It’s been more than half a year since I rang the bell at the hospital signaling that I was free of non-Hodgkins Lymphoma.
Most of the side effects of chemotherapy have since gone away. My hair has returned, as has my weight, muscles, energy, libido and my healthy skin tone. To most observers, I am a picture of health. But one side effect has lingered longer than all others. They say that chemo kills fast-growing cells, like cancer. Unfortunately, it kills all fast cells in the body, even things you wouldn’t imagine like the cells in the mouth and on the tongue. One common side effect is achiness. Our joints are composed of fast-growing cells that help the body move and bend fluidly. At the lowest point of my six months long chemotherapy regime, every inch of my body ached: my knees, neck, feet, ankles, back and especially my hips. I felt like a one hundred year old man whenever I got up from sitting or lying down. I hobbled around bent over for a long time until my joints warmed up and didn’t hurt and I could stand tall.
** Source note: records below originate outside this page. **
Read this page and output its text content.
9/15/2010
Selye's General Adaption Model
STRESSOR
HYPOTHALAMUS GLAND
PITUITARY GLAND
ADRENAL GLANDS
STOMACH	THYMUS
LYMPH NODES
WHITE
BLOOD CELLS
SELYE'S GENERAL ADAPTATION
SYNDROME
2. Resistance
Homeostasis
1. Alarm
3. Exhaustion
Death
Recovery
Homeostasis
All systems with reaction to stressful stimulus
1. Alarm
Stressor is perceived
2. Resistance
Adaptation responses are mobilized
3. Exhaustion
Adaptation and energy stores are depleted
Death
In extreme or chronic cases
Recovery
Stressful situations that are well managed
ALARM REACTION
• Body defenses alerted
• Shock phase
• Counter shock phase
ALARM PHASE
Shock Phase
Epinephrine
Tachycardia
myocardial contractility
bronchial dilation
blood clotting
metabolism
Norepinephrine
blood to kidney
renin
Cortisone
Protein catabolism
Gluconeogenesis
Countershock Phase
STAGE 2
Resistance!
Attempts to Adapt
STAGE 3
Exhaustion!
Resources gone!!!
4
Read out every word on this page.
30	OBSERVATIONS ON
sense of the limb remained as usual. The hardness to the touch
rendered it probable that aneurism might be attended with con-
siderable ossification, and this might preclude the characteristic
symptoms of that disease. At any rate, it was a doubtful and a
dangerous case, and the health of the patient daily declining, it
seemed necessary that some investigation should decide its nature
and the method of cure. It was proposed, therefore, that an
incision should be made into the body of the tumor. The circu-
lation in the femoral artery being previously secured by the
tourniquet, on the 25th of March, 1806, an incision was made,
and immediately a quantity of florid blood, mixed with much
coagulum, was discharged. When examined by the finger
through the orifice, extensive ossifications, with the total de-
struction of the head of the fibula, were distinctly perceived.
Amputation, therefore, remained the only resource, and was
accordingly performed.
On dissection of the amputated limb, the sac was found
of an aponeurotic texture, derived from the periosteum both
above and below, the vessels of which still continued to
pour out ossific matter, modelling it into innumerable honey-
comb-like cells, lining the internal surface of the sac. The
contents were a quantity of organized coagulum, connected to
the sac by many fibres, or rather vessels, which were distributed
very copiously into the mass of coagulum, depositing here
All the other joints eventually healed, all except the hips. It still takes a few minutes until my hips are warmed up enough to move comfortably and without pain. I imagine the reason is simple: the hips are bigger than the ankle or elbow or knees. They carry the weight of the body. It’s getting better, but I imagine I’m only halfway to total healing. My oncologist chalks it up to the fact I’m getting old (I turned 60 this summer). But I never felt even the slightest achiness in my joints until chemo. But I’m determined to rebuild my wrecked body. I go to the gym to lift weights three a days a week. I walk. I run. I recall what the doctors kept telling me throughout my cancer treatment: “We’re killing you to save you.” Luckily, they didn’t succeed in killing me, but they sure as heck slowed me down.
Throughout my cancer treatment, I wrote almost a hundred poems about my experiences. Some were amusing. Others, like the one below about how much my body deteriorated over half a year, were not so funny. But they were all necessary, the way good medicine is necessary. The poems are genuine and human, full of strength and weakness, humor and despair, doubt and faith. In the poems I ask questions like, "Why me?' and "What did I do to deserve getting cancer?" Anyone who has cancer or loves someone who has cancer should read this book. If I learned anything from my experience, it's that one does not fight cancer; one surrenders to the cure. The collected poems appear in Running from the Reaper: Poems from an Impatient Cancer Survivor, which is now available on Amazon and elsewhere. The small book is a perfect gift for anyone going through cancer, or for anyone who cares for someone going through cancer treatment and recovery.
When my wife married me, I was strong, muscular, confident.
You could tell I had once been a body builder.
But six months of chemo stole that from me.
Nowadays, I’m gaunt, boney, withered—
a wasteland of flesh and blood.
When you look up “emaciated” in the dictionary
it shows a picture of me.
Before cancer, my hair was white and my blue eyes
sparkled with life. But now I am bald and wrinkly
like one of those hairless cats.
Chemo has made me ugly, turned me into something
I don’t recognize, hunched and slouching.
I worry my wife won’t want me anymore. Who would?
I know she vowed for better or for worse,
in sickness and in health, but I’m pretty sure
she didn’t bargain on being hitched to a corpse.